Useful monitoring views for PostgreSQL, packaged as an extension

Primary LanguagePLpgSQL

TEST

pg_telemetry, an extension for getting usage states from PostgreSQL

Welcome to pg_telemetry, an extension for monitoring usage of PostgreSQL.

This module provides functions for deriving usage stats from system stats and other system administration functions. It aims to provide a generally useful and reusable series of metrics functions for monitoring purposes.

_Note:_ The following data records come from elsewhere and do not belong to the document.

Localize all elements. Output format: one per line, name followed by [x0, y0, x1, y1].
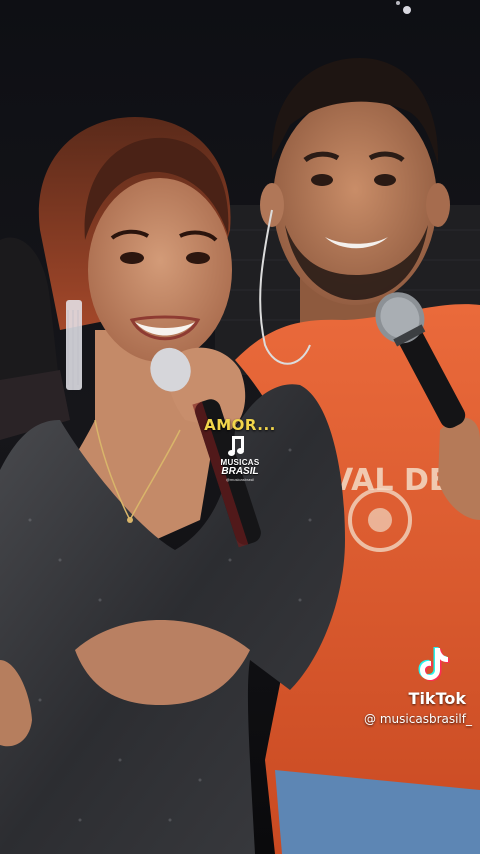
brand-overlay: MUSICAS BRASIL @musicasbrasil [210, 436, 270, 482]
tiktok-watermark: TikTok @ musicasbrasilf_ [342, 646, 472, 726]
video-frame[interactable]: VAL DE AMOR... MUSICAS BRASIL @musicasbr… [0, 0, 480, 854]
shirt-print-text: VAL DE [330, 463, 449, 498]
video-caption: AMOR... [204, 416, 276, 434]
tiktok-logo-icon [418, 647, 450, 681]
brand-line-2: BRASIL [221, 466, 259, 477]
brand-line-3: @musicasbrasil [225, 477, 255, 482]
music-note-icon [228, 436, 244, 456]
tiktok-wordmark: TikTok [408, 689, 466, 708]
creator-handle: @ musicasbrasilf_ [364, 712, 472, 726]
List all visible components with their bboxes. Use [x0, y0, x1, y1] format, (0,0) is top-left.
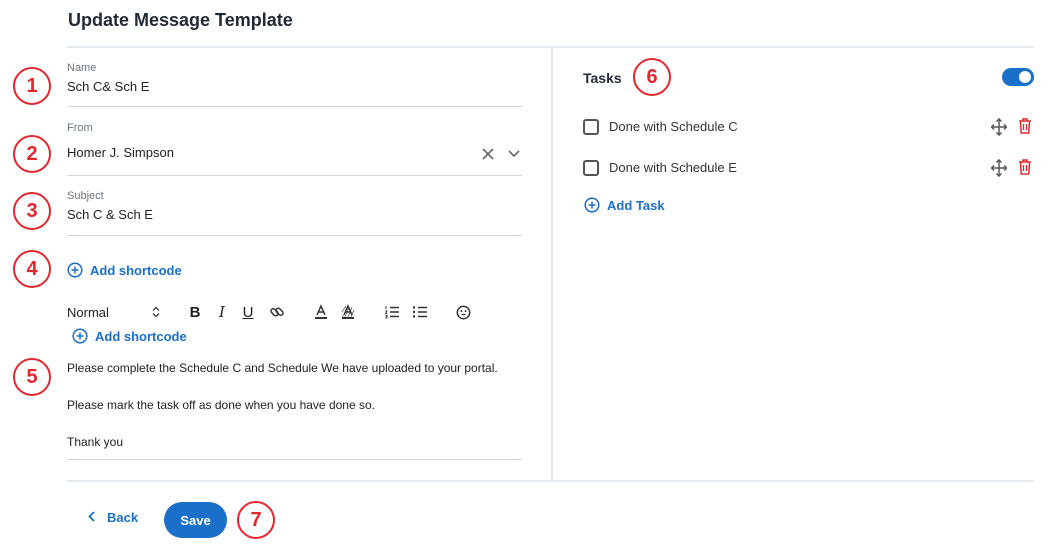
- format-select[interactable]: Normal: [67, 302, 109, 322]
- message-body-editor[interactable]: Please complete the Schedule C and Sched…: [67, 360, 522, 460]
- move-icon[interactable]: [990, 117, 1008, 141]
- subject-label: Subject: [67, 190, 104, 202]
- editor-toolbar: Normal B I U: [67, 302, 487, 322]
- add-task-button[interactable]: Add Task: [584, 197, 665, 213]
- name-label: Name: [67, 62, 97, 74]
- clear-icon[interactable]: [482, 148, 494, 160]
- plus-circle-icon: [584, 197, 600, 213]
- save-button[interactable]: Save: [164, 502, 227, 538]
- back-label: Back: [107, 510, 139, 525]
- chevron-down-icon[interactable]: [508, 150, 520, 158]
- format-select-caret-icon[interactable]: [151, 302, 161, 322]
- annotation-marker: 4: [13, 250, 51, 288]
- emoji-icon[interactable]: [454, 302, 472, 322]
- plus-circle-icon: [72, 328, 88, 344]
- background-color-icon[interactable]: [339, 302, 357, 322]
- editor-add-shortcode-label: Add shortcode: [95, 328, 187, 344]
- toggle-knob: [1019, 71, 1031, 83]
- move-icon[interactable]: [990, 158, 1008, 182]
- task-item: Done with Schedule C: [583, 117, 1035, 139]
- annotation-marker: 2: [13, 135, 51, 173]
- column-divider: [551, 48, 553, 480]
- message-paragraph: Please complete the Schedule C and Sched…: [67, 361, 498, 375]
- name-field[interactable]: Name Sch C& Sch E: [67, 62, 522, 107]
- link-icon[interactable]: [268, 302, 286, 322]
- bullet-list-icon[interactable]: [411, 302, 429, 322]
- subject-field[interactable]: Subject Sch C & Sch E: [67, 190, 522, 236]
- back-button[interactable]: Back: [88, 510, 138, 525]
- annotation-marker: 1: [13, 67, 51, 105]
- annotation-marker: 6: [633, 58, 671, 96]
- plus-circle-icon: [67, 262, 83, 278]
- text-color-icon[interactable]: [312, 302, 330, 322]
- annotation-marker: 5: [13, 358, 51, 396]
- add-task-label: Add Task: [607, 197, 665, 213]
- ordered-list-icon[interactable]: [383, 302, 401, 322]
- editor-add-shortcode-button[interactable]: Add shortcode: [72, 328, 187, 344]
- add-shortcode-label: Add shortcode: [90, 262, 182, 278]
- add-shortcode-button[interactable]: Add shortcode: [67, 262, 182, 278]
- delete-icon[interactable]: [1018, 118, 1032, 139]
- task-label: Done with Schedule C: [609, 119, 738, 134]
- tasks-title: Tasks: [583, 70, 622, 86]
- underline-button[interactable]: U: [240, 302, 256, 322]
- annotation-marker: 3: [13, 192, 51, 230]
- message-paragraph: Thank you: [67, 435, 124, 449]
- italic-button[interactable]: I: [214, 302, 230, 322]
- task-checkbox[interactable]: [583, 160, 599, 176]
- footer-divider: [67, 480, 1034, 482]
- bold-button[interactable]: B: [187, 302, 203, 322]
- task-label: Done with Schedule E: [609, 160, 737, 175]
- annotation-marker: 7: [237, 501, 275, 539]
- message-paragraph: Please mark the task off as done when yo…: [67, 398, 375, 412]
- from-label: From: [67, 122, 93, 134]
- name-input[interactable]: Sch C& Sch E: [67, 79, 522, 94]
- from-select[interactable]: From Homer J. Simpson: [67, 122, 522, 176]
- subject-input[interactable]: Sch C & Sch E: [67, 207, 522, 222]
- from-value[interactable]: Homer J. Simpson: [67, 145, 522, 160]
- chevron-left-icon: [88, 510, 95, 525]
- task-checkbox[interactable]: [583, 119, 599, 135]
- task-item: Done with Schedule E: [583, 158, 1035, 180]
- delete-icon[interactable]: [1018, 159, 1032, 180]
- page-title: Update Message Template: [68, 10, 293, 30]
- tasks-toggle[interactable]: [1002, 68, 1034, 86]
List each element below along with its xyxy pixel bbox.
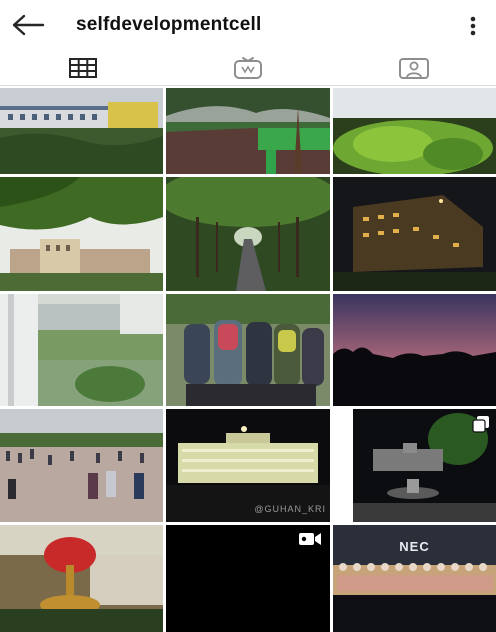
- post-thumbnail[interactable]: [333, 88, 496, 174]
- more-vertical-icon: [470, 16, 476, 36]
- back-button[interactable]: [10, 12, 46, 38]
- post-thumbnail[interactable]: [0, 525, 163, 632]
- post-thumbnail[interactable]: @GUHAN_KRI: [166, 409, 330, 522]
- post-thumbnail[interactable]: [333, 409, 496, 522]
- carousel-badge: [472, 415, 490, 438]
- tab-posts-grid[interactable]: [0, 50, 165, 86]
- post-thumbnail[interactable]: [166, 177, 330, 291]
- tab-igtv[interactable]: [165, 50, 330, 86]
- more-options-button[interactable]: [462, 14, 484, 38]
- screen-text: NEC: [399, 539, 430, 554]
- post-thumbnail[interactable]: [166, 88, 330, 174]
- tabs-divider: [0, 85, 496, 86]
- profile-header: selfdevelopmentcell: [0, 0, 496, 50]
- arrow-left-icon: [12, 14, 45, 36]
- post-thumbnail[interactable]: [333, 294, 496, 406]
- post-thumbnail[interactable]: NEC: [333, 525, 496, 632]
- igtv-icon: [233, 57, 262, 79]
- profile-tabs: [0, 50, 496, 86]
- post-thumbnail[interactable]: [0, 88, 163, 174]
- posts-grid: @GUHAN_KRI NEC: [0, 88, 496, 632]
- post-thumbnail[interactable]: [0, 177, 163, 291]
- post-thumbnail[interactable]: [0, 409, 163, 522]
- video-badge: [298, 531, 322, 552]
- grid-icon: [68, 58, 97, 78]
- tab-tagged[interactable]: [331, 50, 496, 86]
- post-thumbnail[interactable]: [166, 525, 330, 632]
- video-camera-icon: [299, 533, 321, 545]
- tagged-user-icon: [398, 58, 429, 79]
- post-thumbnail[interactable]: [166, 294, 330, 406]
- carousel-icon: [472, 416, 489, 433]
- post-thumbnail[interactable]: [333, 177, 496, 291]
- post-thumbnail[interactable]: [0, 294, 163, 406]
- post-watermark: @GUHAN_KRI: [254, 504, 326, 514]
- profile-username: selfdevelopmentcell: [76, 14, 262, 35]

Most of the data is set to export numbers and can be used to supply SNMP agents, Zabbix agents, and other monitoring programs with data.

Intended Usage

The module is intended to be used with monitoring and visualizaiton programs such as pganalyze, zabbix, and munin. These tend to use an agent which collects performance data and sends it to a server for graphics generation. Some of the functions here are wrapped in views.

A second class of functions are in place for administrators to use in troubleshooting and debugging performance issues. However these are to be used as needed while the general stats functions are assumed to be run every few min at least.

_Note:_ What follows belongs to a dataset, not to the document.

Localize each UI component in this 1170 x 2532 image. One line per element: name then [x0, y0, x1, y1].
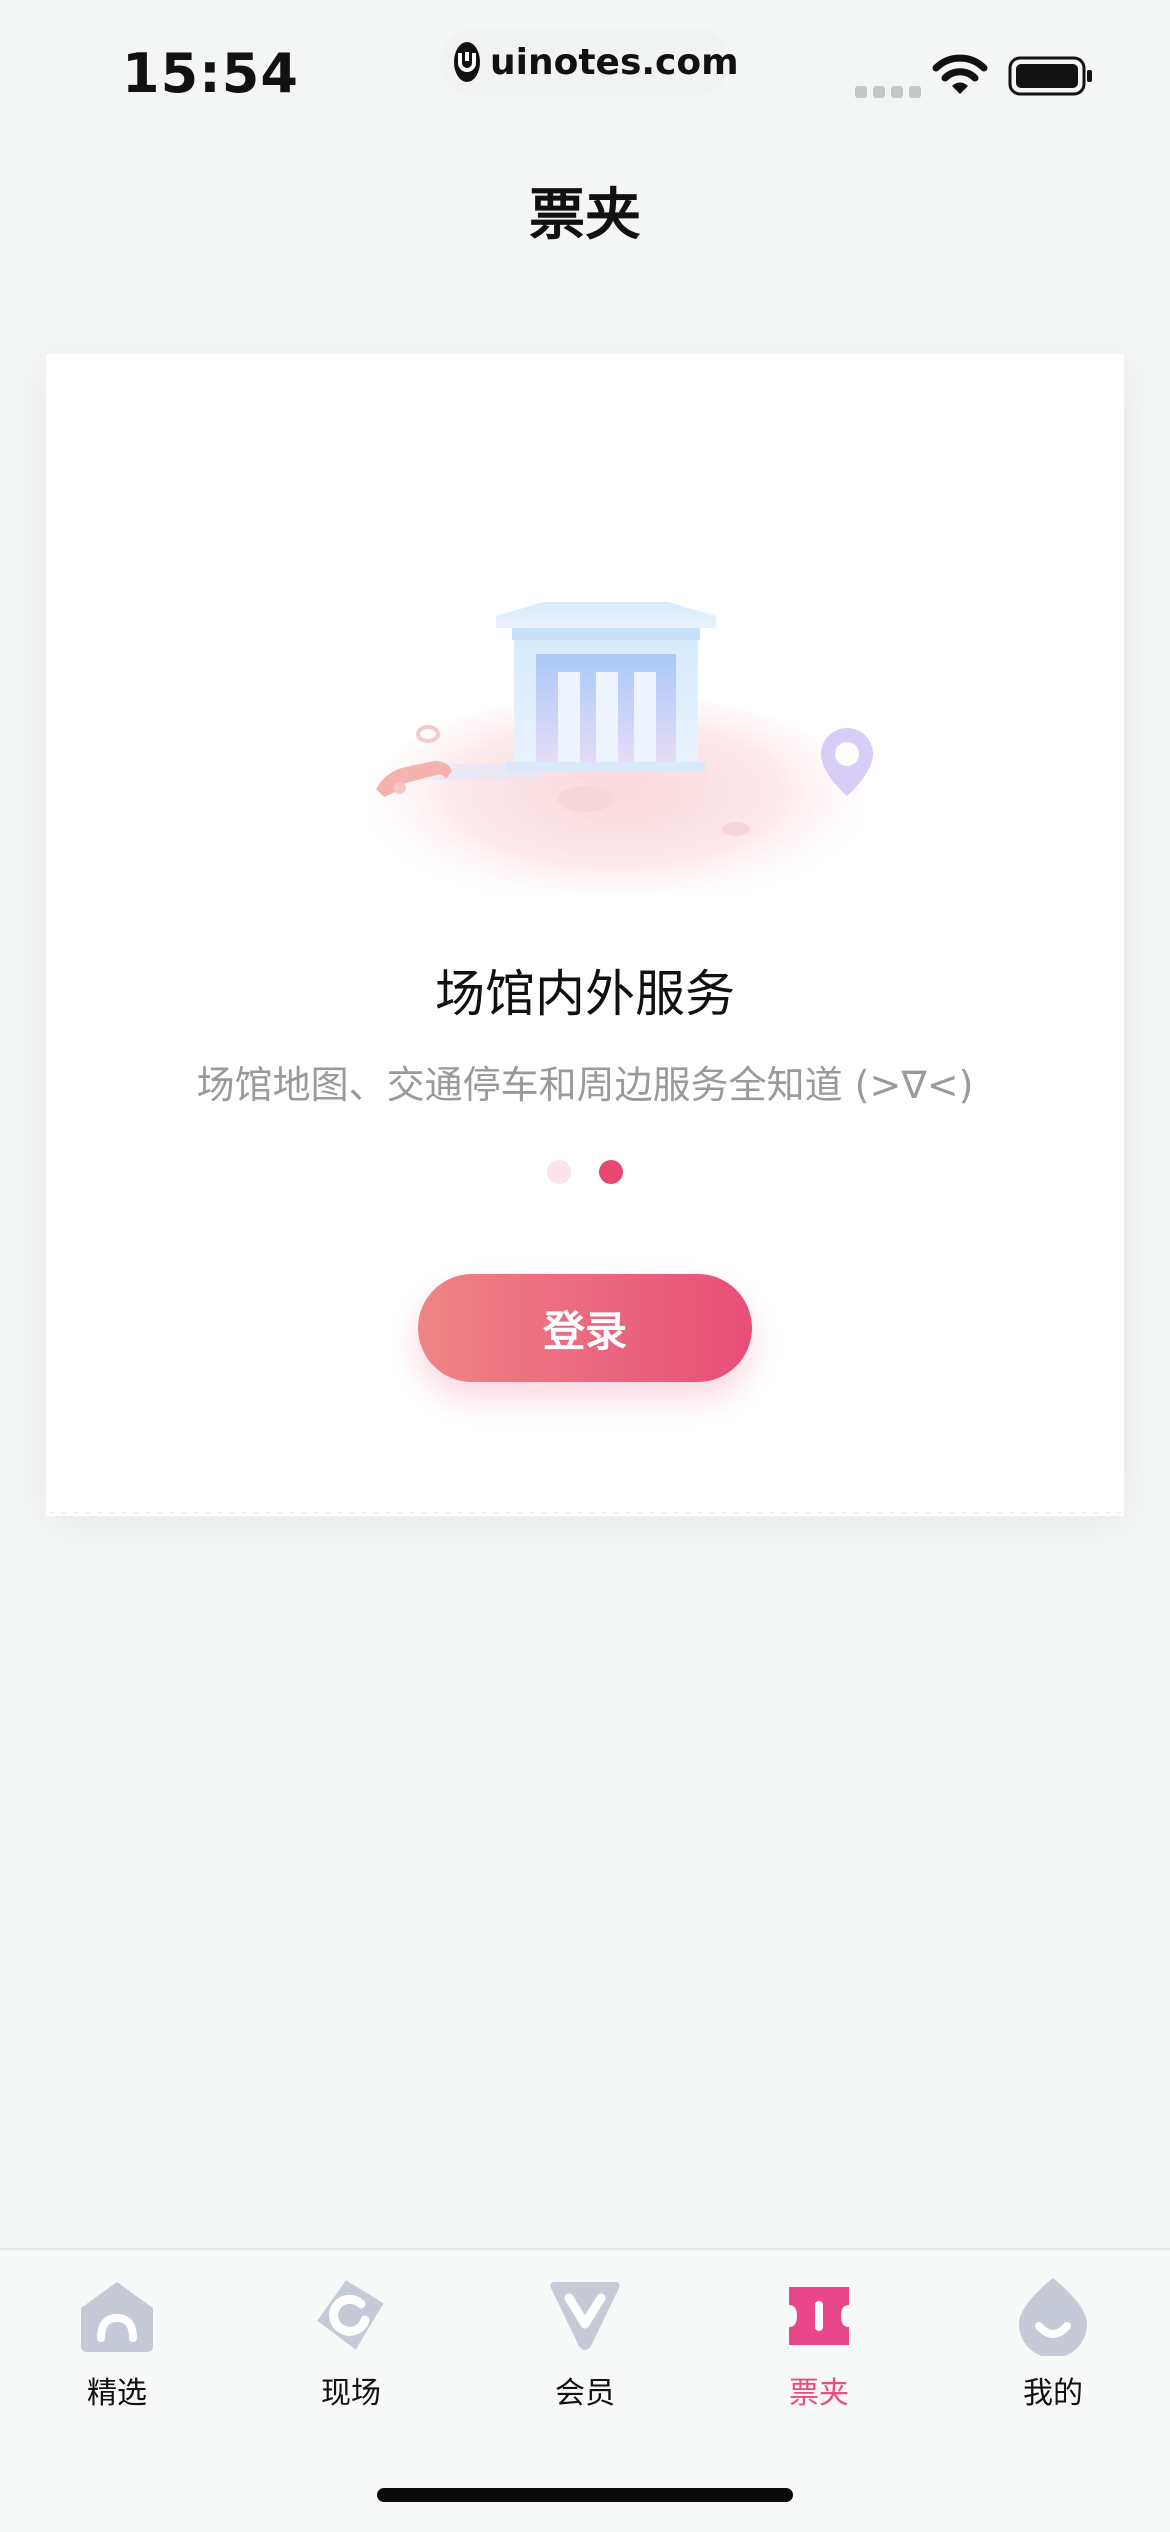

We expect this extension usually to be installed in its own schema. However, it can be safely installed anywhere its names don't conflict with anything else.

Areas of focus

In the initial phase, there are several areas of focus for this project:

  • Disk usage
  • Sources of concurrent queries
  • WAL throughput
  • Replication Monitoring

Requirements

Currently this is expected to require PostgreSQL 10+.

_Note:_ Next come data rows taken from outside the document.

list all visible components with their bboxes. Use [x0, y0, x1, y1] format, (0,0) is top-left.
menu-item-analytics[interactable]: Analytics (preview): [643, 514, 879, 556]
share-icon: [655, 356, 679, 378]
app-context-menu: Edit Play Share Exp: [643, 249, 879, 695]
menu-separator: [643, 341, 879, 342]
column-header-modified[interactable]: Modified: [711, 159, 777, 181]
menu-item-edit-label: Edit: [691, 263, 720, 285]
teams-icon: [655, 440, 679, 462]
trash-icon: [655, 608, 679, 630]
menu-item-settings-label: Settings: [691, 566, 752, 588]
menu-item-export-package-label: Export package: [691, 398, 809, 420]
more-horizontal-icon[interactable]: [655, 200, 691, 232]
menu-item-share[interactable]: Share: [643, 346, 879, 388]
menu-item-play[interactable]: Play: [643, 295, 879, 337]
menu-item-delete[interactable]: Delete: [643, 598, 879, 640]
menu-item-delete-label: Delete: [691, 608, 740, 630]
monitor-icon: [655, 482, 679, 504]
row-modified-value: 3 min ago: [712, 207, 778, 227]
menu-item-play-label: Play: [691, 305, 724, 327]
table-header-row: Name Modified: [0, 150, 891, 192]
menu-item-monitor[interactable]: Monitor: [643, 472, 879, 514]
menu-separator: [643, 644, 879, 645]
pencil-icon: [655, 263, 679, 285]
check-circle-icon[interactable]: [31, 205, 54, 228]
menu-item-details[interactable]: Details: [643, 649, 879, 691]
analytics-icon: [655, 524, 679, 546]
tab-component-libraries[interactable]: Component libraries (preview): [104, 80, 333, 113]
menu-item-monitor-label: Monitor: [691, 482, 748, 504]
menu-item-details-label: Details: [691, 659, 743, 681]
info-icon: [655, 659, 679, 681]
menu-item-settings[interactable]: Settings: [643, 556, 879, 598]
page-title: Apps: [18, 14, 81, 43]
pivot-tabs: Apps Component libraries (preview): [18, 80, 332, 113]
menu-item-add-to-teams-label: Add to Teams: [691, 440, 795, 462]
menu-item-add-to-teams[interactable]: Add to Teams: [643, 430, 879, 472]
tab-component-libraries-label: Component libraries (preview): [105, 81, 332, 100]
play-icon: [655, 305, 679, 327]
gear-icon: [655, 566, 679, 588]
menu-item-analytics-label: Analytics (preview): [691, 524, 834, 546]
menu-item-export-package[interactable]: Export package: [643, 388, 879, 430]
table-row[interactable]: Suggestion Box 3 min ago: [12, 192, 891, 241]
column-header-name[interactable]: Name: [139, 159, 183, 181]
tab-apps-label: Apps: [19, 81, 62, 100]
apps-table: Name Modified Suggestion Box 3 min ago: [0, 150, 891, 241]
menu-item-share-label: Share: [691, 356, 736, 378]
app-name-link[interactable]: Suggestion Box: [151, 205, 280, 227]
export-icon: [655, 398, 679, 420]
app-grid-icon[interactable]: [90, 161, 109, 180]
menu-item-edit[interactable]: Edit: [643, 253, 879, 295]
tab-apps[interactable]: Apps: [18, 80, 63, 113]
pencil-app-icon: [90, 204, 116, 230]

This module also requires that pg_stat_statements is installed.

Documentation of monitoring views, relations, and functions

See the pgtelemetry.html in the doc folder.

Installation

pg_stats_statements must be installed and preloaded. Once that is the case, you can use the standard make/make install process to install this extension:

make install

That copies the files into the PostgreSQL extensions directory. In some cases (Windows) you may need to install appropriate development tools such as MinGW and on Linux in some cases you may need the development libraries.

After that, in the database you want to base your monitoring on:

create extension pgtelemetry;

This will create the pgtelemetry schema and place all the objects there.

Extras

In the extras directory there are a number of important integration examples.

extras/prometheus:

  • queries.yaml includes a basic yaml for pulling stats into Prometheus
  • queries_wal.yaml is a basic wal telemetry yaml that can be run on master databasess

extras/zabbix:

  • checkTablespaceSize.pl raises an alarm if any tablespace is too big
  • checkNoLongRunningQueries.pl raises an alarm if queries have been running too long.
  • checkWaitingQueries.pl raises an alarm if too many queries are waiting on locks and latches.
  • checkReplicationLag.pl raises an alarm if replication lag is too high (checks downstream).

What is too big? To high? Too long? These are set in the beginning of the scripts making this easy to integrate with Zabbix.